Commentary | Design Plays Key Role in Risk from Re-entry
In the story “Debris-control Report Card Cites Improvement by Geo Sat Owners” [Oct. 28, page 1], the description “if … an object poses a greater than one-in-10,000 risk of surviving atmospheric re-entry” is not completely accurate. Most re-entering spacecraft are estimated to have at least some portion survive atmospheric re-entry heating. The guideline is based on whether the risk of injury to the public from such debris exceeds one in 10,000.
The ability to perform a controlled re-entry depends not only on having sufficient fuel reserves, but also on a design that supports controlled re-entry (sufficiently large thrusters, for example). Many of the spacecraft in low Earth orbit don’t even include a propulsion system, so this is not an option for them.

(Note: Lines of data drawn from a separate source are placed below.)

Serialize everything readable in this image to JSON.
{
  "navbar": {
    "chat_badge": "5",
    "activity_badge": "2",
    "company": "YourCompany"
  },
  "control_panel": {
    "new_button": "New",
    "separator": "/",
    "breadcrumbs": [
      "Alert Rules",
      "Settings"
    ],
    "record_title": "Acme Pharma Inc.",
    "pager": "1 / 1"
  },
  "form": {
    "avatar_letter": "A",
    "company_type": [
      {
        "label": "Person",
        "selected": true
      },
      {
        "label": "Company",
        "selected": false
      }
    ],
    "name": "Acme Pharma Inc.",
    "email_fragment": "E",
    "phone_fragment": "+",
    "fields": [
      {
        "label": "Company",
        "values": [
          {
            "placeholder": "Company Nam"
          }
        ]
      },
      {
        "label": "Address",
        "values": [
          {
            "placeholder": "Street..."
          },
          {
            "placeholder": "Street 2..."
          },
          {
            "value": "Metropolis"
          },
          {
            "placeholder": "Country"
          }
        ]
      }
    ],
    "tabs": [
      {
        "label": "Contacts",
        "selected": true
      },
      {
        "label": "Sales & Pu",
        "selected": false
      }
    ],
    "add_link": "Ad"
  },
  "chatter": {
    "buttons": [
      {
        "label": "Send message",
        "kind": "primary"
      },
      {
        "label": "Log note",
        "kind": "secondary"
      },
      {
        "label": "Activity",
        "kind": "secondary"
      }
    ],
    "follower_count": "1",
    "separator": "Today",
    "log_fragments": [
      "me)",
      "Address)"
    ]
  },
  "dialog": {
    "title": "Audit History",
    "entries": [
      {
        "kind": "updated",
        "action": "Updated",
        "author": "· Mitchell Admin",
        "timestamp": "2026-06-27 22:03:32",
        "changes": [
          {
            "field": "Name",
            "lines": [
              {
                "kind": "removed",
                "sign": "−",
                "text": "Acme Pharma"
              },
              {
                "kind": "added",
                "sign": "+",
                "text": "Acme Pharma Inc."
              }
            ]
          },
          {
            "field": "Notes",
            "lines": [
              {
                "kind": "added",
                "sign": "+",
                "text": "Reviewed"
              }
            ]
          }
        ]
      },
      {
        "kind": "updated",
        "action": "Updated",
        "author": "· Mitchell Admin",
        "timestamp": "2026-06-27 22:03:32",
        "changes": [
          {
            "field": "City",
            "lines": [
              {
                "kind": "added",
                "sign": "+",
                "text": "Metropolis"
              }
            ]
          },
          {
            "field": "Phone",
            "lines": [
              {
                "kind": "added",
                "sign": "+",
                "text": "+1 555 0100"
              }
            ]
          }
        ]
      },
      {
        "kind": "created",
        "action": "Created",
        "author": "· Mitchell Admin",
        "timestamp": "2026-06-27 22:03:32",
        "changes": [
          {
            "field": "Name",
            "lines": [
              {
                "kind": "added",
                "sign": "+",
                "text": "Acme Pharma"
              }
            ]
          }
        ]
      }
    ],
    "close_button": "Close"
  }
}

The story says, “The [Inter-Agency Space Debris Coordination Committee] and many of its member space agencies, including NASA, typically plot debris-buildup scenarios in different orbits assuming that, in the future, 90 percent of all satellites and rocket upper stages will be disposed of correctly at the end of their missions.” This 90 percent assumption also includes proper passivation, to prevent the potential for post-mission breakup through explosions or other mechanisms. There are a number of good reasons that this may not be possible at the end of a mission, but when passivation is considered, we are even further from the 90 percent goal.
Careful consideration of the decommissioning and disposal phase of the mission is needed throughout the mission and hardware design, in order to allow for a responsible disposal later. This is an important part of the design process because all space users suffer when a disposal is less than complete.